Chapter Thirty-Four

114 7 1
                                    

*~*~* Niall's POV *~*~*

My throat practically closes up all the way, threatening to stop my breathing, as I read over the text again and again. Soon another one appears.

From: Unknown Number

Well? I'm waiting. Might as well pop some popcorn and sit back while the show plays out, huh?

My hand clenches around the small device, my teeth grinding together in anger. I shouldn't be asked to do this. If she was a decent human being I would never be forced to do this.

But that's the thing, isn't it? I'm not being forced. She lets me make my own decisions, but if I go against her wishes it ends bad for Amie, and she knows that I will never let anything hurt her.

Anything other than myself.

I stand up and start walking over to her, scaling against the wall to help keep my balance. My legs are so incredibly weak from not eating, and just because I have to talk to her again. I'm dreading this. And if I ever find the person responsible for the pain that has been placed on Amie and I, I will end them.

Sooner than I would've liked, the wall runs out and I have to peel myself off of the sturdy structure to take wobbly steps towards her.

But before I get even halfway to my destination the collar of my shirt is bunched into someone's hand, and I'm dragged back over to the wall. Suddenly my back meets the wall harshly.

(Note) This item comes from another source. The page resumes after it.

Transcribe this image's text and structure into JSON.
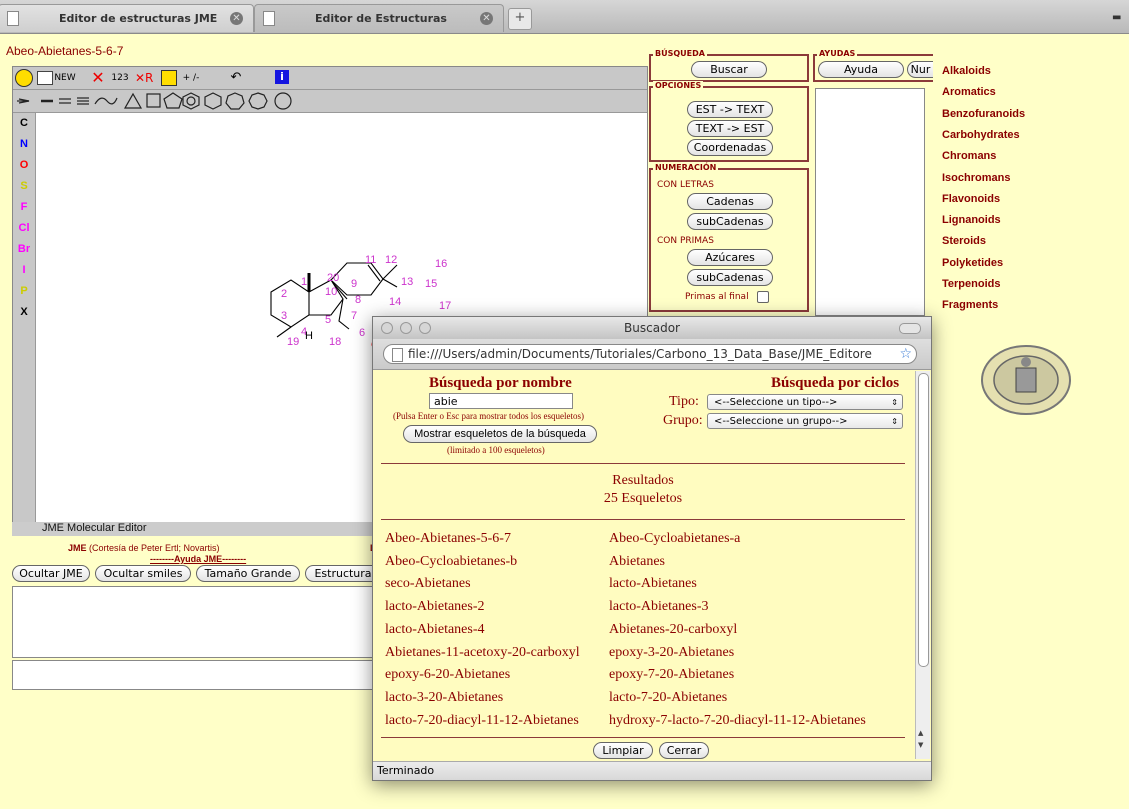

"What the hell was that for?" I ask the stranger, pissed off at whoever the hell it is. I need to talk to her. I was ordered to. If I don't, who knows what will happen.

It's when the person steps in front of me that I realize it's not a stranger. It's Louis.

"That was for walking over there. Although for things you've done in the past I should be smashing your face in." Louis has never talked to me like this before. We were always buds that laughed at everything together. Of course things are different now, though. Why did I expect that it would be the same after what I did?

"Yeah, yeah." I brush his comment off like it was nothing and push his hand off of me, dusting my shoulder off afterwards.

"I still can't believe you did that. You loved her." I still do, but I can't possibly say that.

"My taste changed," I say nonchalantly.

"I don't believe that," he growls at me, crossing his arms over his chest.

"Believe what you want. I'm telling the truth." No, I'm not.

His eyes bore into mine, searching for any sign of me lying. I try my best to look natural, and I've found that the best way to do that is to clear my mind. Leave it completely blank.

It works. He looks at me skeptically before pointedly asking, "So, what is your type now?"

"I don't know. Not her." False. I love everything about her and I would never change a thing.

"Explain," he requests, not backing down from his earlier prediction of me still loving Amie.

"Well, for starters, I like girls who actually have hair. Two, I don't like my girls to look anorexic." I hate every single word that comes out of my mouth. None of it it true. I love her exactly the way she is, and I never want her to change.

Anger floods Louis' eyes and soon he's yelling at me, obviously not caring about the many worried looks we receive. "What the f*ck is wrong with you?! You're the one that f*cking did that to her! You dont have the right to say that shes not absolutely f*cking gorgeous, because she is! She's super skinny because she hasn't eaten really anything these past few weeks because YOU broke her heart!